Bellavista no parece un mal nombre, por el contrario, parece el nombre exacto. Desde lo alto del cerro no cabe duda de que la vista es digna de admirar. Árboles verdes y frondosos, abundancia de flores expuestas a la luz del sol.
En eso pienso cuando me adentro en pasajes angostos, con adoquines que me recuerdan la época colonial y su antecedente histórico: La Chimba, lleno de casas de distintas formas y tamaños.
De pronto, nuevamente aquella incómoda sensación de “ya estuve aquí”. Había visto una casa como aquellas, como una en particular.

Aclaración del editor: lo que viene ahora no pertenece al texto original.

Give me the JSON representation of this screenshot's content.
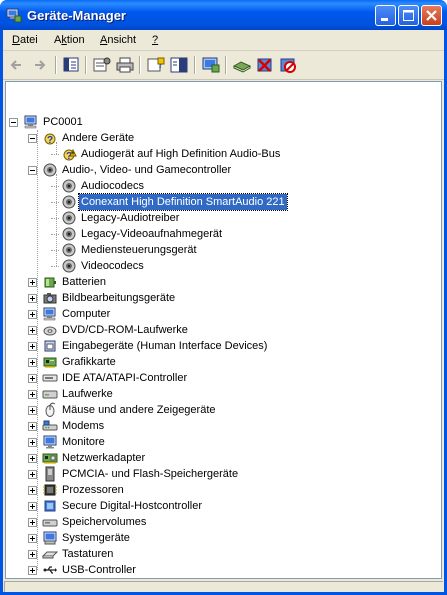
{
  "window": {
    "title": "Geräte-Manager"
  },
  "menu": [
    {
      "label": "Datei",
      "accel": "D"
    },
    {
      "label": "Aktion",
      "accel": "k"
    },
    {
      "label": "Ansicht",
      "accel": "A"
    },
    {
      "label": "?",
      "accel": "?"
    }
  ],
  "toolbar": [
    "back-icon",
    "forward-icon",
    "console-tree-icon",
    "properties-icon",
    "print-icon",
    "help-icon",
    "show-hide-icon",
    "scan-hardware-icon",
    "update-driver-icon",
    "uninstall-icon",
    "disable-icon"
  ],
  "tree": {
    "root": "PC0001",
    "expanded": [
      {
        "label": "Andere Geräte",
        "icon": "unknown-device-icon",
        "children": [
          {
            "label": "Audiogerät auf High Definition Audio-Bus",
            "icon": "warning-device-icon"
          }
        ]
      },
      {
        "label": "Audio-, Video- und Gamecontroller",
        "icon": "sound-icon",
        "children": [
          {
            "label": "Audiocodecs",
            "icon": "sound-icon"
          },
          {
            "label": "Conexant High Definition SmartAudio 221",
            "icon": "sound-icon",
            "selected": true
          },
          {
            "label": "Legacy-Audiotreiber",
            "icon": "sound-icon"
          },
          {
            "label": "Legacy-Videoaufnahmegerät",
            "icon": "sound-icon"
          },
          {
            "label": "Mediensteuerungsgerät",
            "icon": "sound-icon"
          },
          {
            "label": "Videocodecs",
            "icon": "sound-icon"
          }
        ]
      }
    ],
    "collapsed": [
      {
        "label": "Batterien",
        "icon": "battery-icon"
      },
      {
        "label": "Bildbearbeitungsgeräte",
        "icon": "camera-icon"
      },
      {
        "label": "Computer",
        "icon": "computer-icon"
      },
      {
        "label": "DVD/CD-ROM-Laufwerke",
        "icon": "cdrom-icon"
      },
      {
        "label": "Eingabegeräte (Human Interface Devices)",
        "icon": "hid-icon"
      },
      {
        "label": "Grafikkarte",
        "icon": "display-adapter-icon"
      },
      {
        "label": "IDE ATA/ATAPI-Controller",
        "icon": "ide-controller-icon"
      },
      {
        "label": "Laufwerke",
        "icon": "disk-drive-icon"
      },
      {
        "label": "Mäuse und andere Zeigegeräte",
        "icon": "mouse-icon"
      },
      {
        "label": "Modems",
        "icon": "modem-icon"
      },
      {
        "label": "Monitore",
        "icon": "monitor-icon"
      },
      {
        "label": "Netzwerkadapter",
        "icon": "network-adapter-icon"
      },
      {
        "label": "PCMCIA- und Flash-Speichergeräte",
        "icon": "pcmcia-icon"
      },
      {
        "label": "Prozessoren",
        "icon": "processor-icon"
      },
      {
        "label": "Secure Digital-Hostcontroller",
        "icon": "sd-host-icon"
      },
      {
        "label": "Speichervolumes",
        "icon": "storage-volume-icon"
      },
      {
        "label": "Systemgeräte",
        "icon": "system-device-icon"
      },
      {
        "label": "Tastaturen",
        "icon": "keyboard-icon"
      },
      {
        "label": "USB-Controller",
        "icon": "usb-icon"
      }
    ]
  },
  "colors": {
    "titlebar": "#0054e3",
    "selection": "#316ac5",
    "face": "#ece9d8"
  }
}
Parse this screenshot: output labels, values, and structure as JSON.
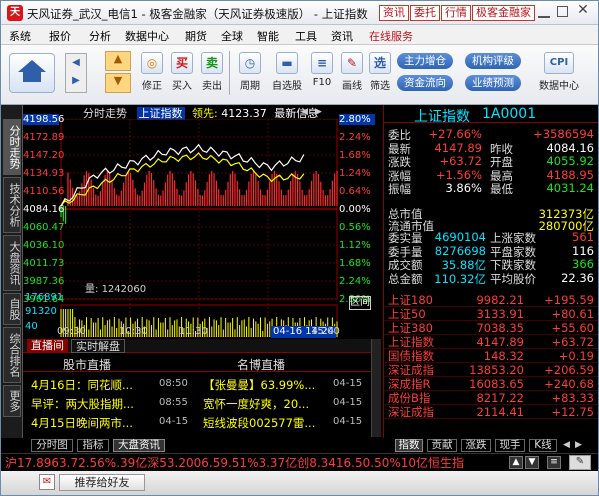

En un sueño tal vez. Con imágenes tan vívidas como la realidad misma. Tenía un parecido innegable con alguna otra que no lograba recordar con precisión, con otro lugar, con otro viaje. Me resultaba extrañamente familiar y conocida.
Hasta que lo entendí. La última pieza del puzzle encajó, y lo supe: Neruda. No podía ser otro que Neruda. Una vez de frente, inmóvil, lo comprobé: “La Chascona”. No podría haberse llamado de otra forma, sino en honor de la desordenada y colorina melena de su mujer.
Pude verlo, con su inconfundible boina, en el frontis de su casa azul, como las otras dos, apoyado bajo un farol, pensando en Matilde tal vez."